Sunday, July 3, 2011

Ink, Space and the Woodblock Print

One item on the while-in-town to-do list was getting new tires for the car, and after a little comparative shopping I left the car at the shop with the best options and walked across the street—in fact, waited ten minutes to get safely across an eight lane highway—to a bookstore that has sprung up in Maitland in the last few months. It’s called Bright Light Books, is a used bookstore buying as well as selling books, comics, Japanese manga, CDs and DVDs. Clean, quiet, friendly, big and incredibly stocked with great buys. One wall is devoted to collectable books, which includes a healthy heap of signed and unsigned first editions. Dangerous kind of place for one with weak control in bookstores. I told the man at the register that all the books in my stack were costing more than new tires, in spite of the bargain prices.


In a remote corner on a low hard to reach shelf one particular book sat waiting for discovery by the right someone, and this time it was me. The book is a 1968 reprint of an earlier limited edition, The Modern Japanese Print: An Appreciation, of which only 475 copies were published in 1962. In imperial folio size on the finest of handmade Japanese vellum, the binding was done in three colors of pure, fine-weave hemp cloth. From 275 artists ten prints were selected by a panel of judges. Each of the ten artists received $2,378, and each artist submitted 510 copies of his chosen work, was allowed to keep ten copies for his files and finally required to destroy the original woodblocks. It’s hard to imagine what one of those original 475 folio editions is worth today. The smaller and later edition I found was barely over $10.00.


A little about the process of woodblock printing…

In the early days of the art, sometime in the early 1700s, the artist drew the design, a woodcarver cut the blocks, and a printer colored the blocks and made the finished prints. These stages were always done by three different men. As art invariably does over time, techniques and styles evolve and in the case of woodblock printing, a group of young Japanese artists in the beginning of the twentieth century decided that if the genre were to recapture its vitality, in contrast to the earlier methods modern print artists must do the designing, carving and printing, following a design through from concept to completion. The new term to describe this kind of art was sôsaku hanga—creative print.
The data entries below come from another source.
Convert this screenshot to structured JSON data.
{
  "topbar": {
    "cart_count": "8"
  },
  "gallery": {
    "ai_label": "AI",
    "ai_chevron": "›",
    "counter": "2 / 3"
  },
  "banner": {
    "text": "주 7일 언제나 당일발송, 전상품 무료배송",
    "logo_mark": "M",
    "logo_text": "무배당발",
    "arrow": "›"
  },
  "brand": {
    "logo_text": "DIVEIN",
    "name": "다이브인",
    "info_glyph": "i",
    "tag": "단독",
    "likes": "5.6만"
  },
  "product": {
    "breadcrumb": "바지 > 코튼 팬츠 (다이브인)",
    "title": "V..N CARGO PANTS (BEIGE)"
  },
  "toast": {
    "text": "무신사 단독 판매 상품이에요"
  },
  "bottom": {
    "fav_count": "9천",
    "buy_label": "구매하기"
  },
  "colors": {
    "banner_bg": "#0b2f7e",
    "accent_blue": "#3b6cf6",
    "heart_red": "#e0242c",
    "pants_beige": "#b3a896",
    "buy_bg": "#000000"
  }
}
All ten of the sôsaku hanga in The Modern Japanese Print are nothing less than stunning, but it is the last of the ten that so strongly impresses me. “Ushi” or ‘Ox’ is by Maki Haku (1924-2000) an artist without any formal training, whose primary job was as an elementary school vice-principal. But he did have the good fortune to make prints for two years under the guidance of Onchi Kôshirô, a leading artist of his day. As in the piece below, Maki is best known for his abstract calligraphic designs. The example below was done with four blocks of three wood types: cherry, Philippine mahogany, and castor wood. One block was printed in gaufrage (relief) to define the outer edges of the print with an embossed line; the others printed in sumi (India) ink and black Japanese-style pigment, on natural-color kozo paper. One impression was made for the gaufrage block and two for the black blocks.


Maki commented on his work this way: “This print is based upon the character ushi, meaning ‘cow’ or ‘ox.’ I have tried to give the ideograph a modern feel, but in an Oriental style. This meant trying to capture the typically Japanese expression of the beauty of space, the sense of reverence for boundless space, while at the same time taking advantage of the boundaries within the life and beauty of the paper itself. The beauty of sumi in its monochrome black penetrates the paper and forbids decorative exaggeration or irrelevancies. This effect combines with a succinct, straightforward approach to create space and expression that, though intentionally compact, still has a quiet and gentle spread. The two small red seals are an integral part of the composition, providing color and a focal point, thus making the impersonality of the ink’s space deeper and wider and warmer.”